Caso isso se concretize, o Brasil poderá enfrentar seca extrema, especialmente nas regiões Norte e Nordeste, impactando a safra de grãos dos estados do Matopiba (Maranhão, Tocantins, Piauí e Bahia). No Sul, a preocupação é com chuvas intensas, que podem dificultar a colheita do trigo.
No momento, os modelos da NOAA indicam um El Niño de intensidade moderada.

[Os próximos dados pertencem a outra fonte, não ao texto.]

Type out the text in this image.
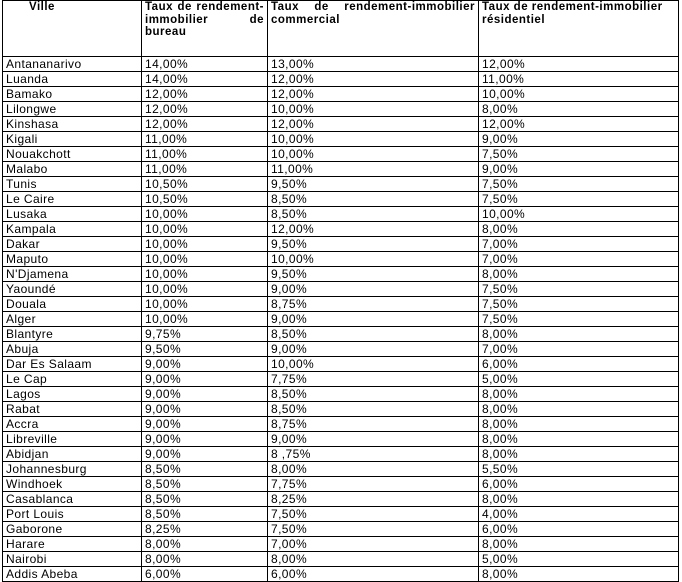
Ville	Taux de rendement-immobilier de bureau	Taux de rendement-immobilier commercial	Taux de rendement-immobilier résidentiel
Antananarivo	14,00%	13,00%	12,00%
Luanda	14,00%	12,00%	11,00%
Bamako	12,00%	12,00%	10,00%
Lilongwe	12,00%	10,00%	8,00%
Kinshasa	12,00%	12,00%	12,00%
Kigali	11,00%	10,00%	9,00%
Nouakchott	11,00%	10,00%	7,50%
Malabo	11,00%	11,00%	9,00%
Tunis	10,50%	9,50%	7,50%
Le Caire	10,50%	8,50%	7,50%
Lusaka	10,00%	8,50%	10,00%
Kampala	10,00%	12,00%	8,00%
Dakar	10,00%	9,50%	7,00%
Maputo	10,00%	10,00%	7,00%
N'Djamena	10,00%	9,50%	8,00%
Yaoundé	10,00%	9,00%	7,50%
Douala	10,00%	8,75%	7,50%
Alger	10,00%	9,00%	7,50%
Blantyre	9,75%	8,50%	8,00%
Abuja	9,50%	9,00%	7,00%
Dar Es Salaam	9,00%	10,00%	6,00%
Le Cap	9,00%	7,75%	5,00%
Lagos	9,00%	8,50%	8,00%
Rabat	9,00%	8,50%	8,00%
Accra	9,00%	8,75%	8,00%
Libreville	9,00%	9,00%	8,00%
Abidjan	9,00%	8 ,75%	8,00%
Johannesburg	8,50%	8,00%	5,50%
Windhoek	8,50%	7,75%	6,00%
Casablanca	8,50%	8,25%	8,00%
Port Louis	8,50%	7,50%	4,00%
Gaborone	8,25%	7,50%	6,00%
Harare	8,00%	7,00%	8,00%
Nairobi	8,00%	8,00%	5,00%
Addis Abeba	6,00%	6,00%	8,00%
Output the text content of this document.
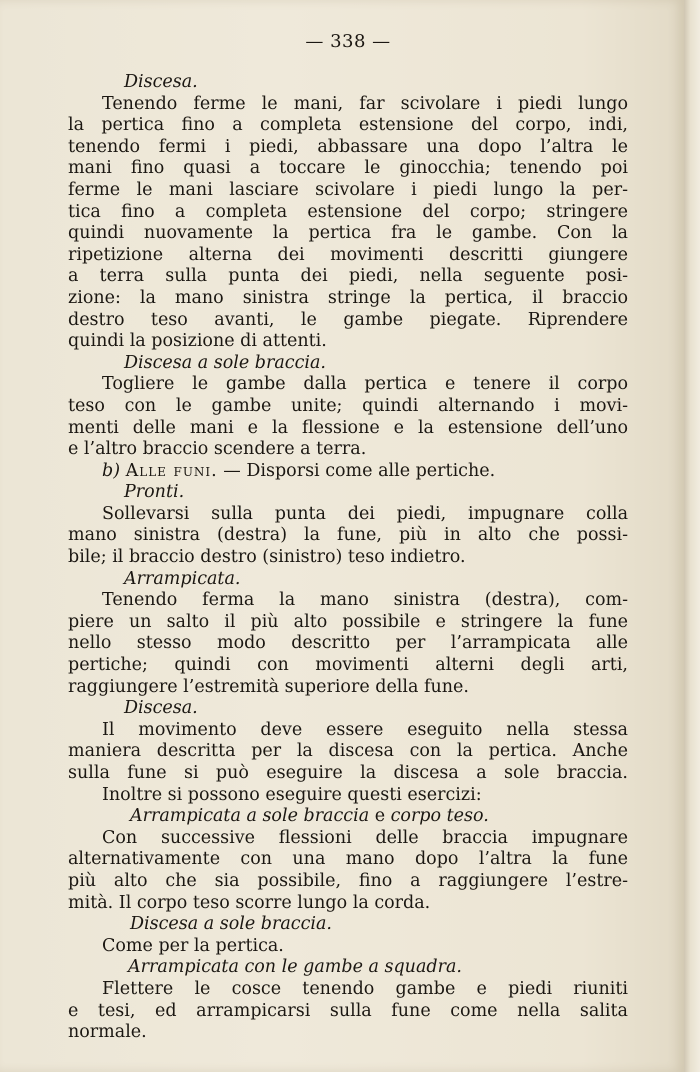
— 338 —
Discesa.
Tenendo ferme le mani, far scivolare i piedi lungo
la pertica fino a completa estensione del corpo, indi,
tenendo fermi i piedi, abbassare una dopo l’altra le
mani fino quasi a toccare le ginocchia; tenendo poi
ferme le mani lasciare scivolare i piedi lungo la per-
tica fino a completa estensione del corpo; stringere
quindi nuovamente la pertica fra le gambe. Con la
ripetizione alterna dei movimenti descritti giungere
a terra sulla punta dei piedi, nella seguente posi-
zione: la mano sinistra stringe la pertica, il braccio
destro teso avanti, le gambe piegate. Riprendere
quindi la posizione di attenti.
Discesa a sole braccia.
Togliere le gambe dalla pertica e tenere il corpo
teso con le gambe unite; quindi alternando i movi-
menti delle mani e la flessione e la estensione dell’uno
e l’altro braccio scendere a terra.
b) Alle funi. — Disporsi come alle pertiche.
Pronti.
Sollevarsi sulla punta dei piedi, impugnare colla
mano sinistra (destra) la fune, più in alto che possi-
bile; il braccio destro (sinistro) teso indietro.
Arrampicata.
Tenendo ferma la mano sinistra (destra), com-
piere un salto il più alto possibile e stringere la fune
nello stesso modo descritto per l’arrampicata alle
pertiche; quindi con movimenti alterni degli arti,
raggiungere l’estremità superiore della fune.
Discesa.
Il movimento deve essere eseguito nella stessa
maniera descritta per la discesa con la pertica. Anche
sulla fune si può eseguire la discesa a sole braccia.
Inoltre si possono eseguire questi esercizi:
Arrampicata a sole braccia e corpo teso.
Con successive flessioni delle braccia impugnare
alternativamente con una mano dopo l’altra la fune
più alto che sia possibile, fino a raggiungere l’estre-
mità. Il corpo teso scorre lungo la corda.
Discesa a sole braccia.
Come per la pertica.
Arrampicata con le gambe a squadra.
Flettere le cosce tenendo gambe e piedi riuniti
e tesi, ed arrampicarsi sulla fune come nella salita
normale.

No entanto, os dados vêm sendo acompanhados de perto por técnicos do Banco Central e do Ministério da Agricultura, atentos aos possíveis impactos no agronegócio brasileiro.
Em escala global, relatório do Monitor Agro do Bradesco prevê temperaturas mais altas e menos chuvas no sudoeste asiático e na Austrália, pressionando as safras de arroz, trigo, cana-de-açúcar e café, além de pastagens, o que pode influenciar o preço da carne e afetar o mercado brasileiro.
Além disso, o preço dos alimentos já sofre com o aumento dos fertilizantes, dificultado pela interrupção do fluxo comercial no Estreito de Ormuz. Esses choques de oferta tendem a intensificar ainda mais a pressão para que o Banco Central reduza o ritmo de corte dos juros ou possa ser levado a encerrar abruptamente o ciclo de queda da Selic.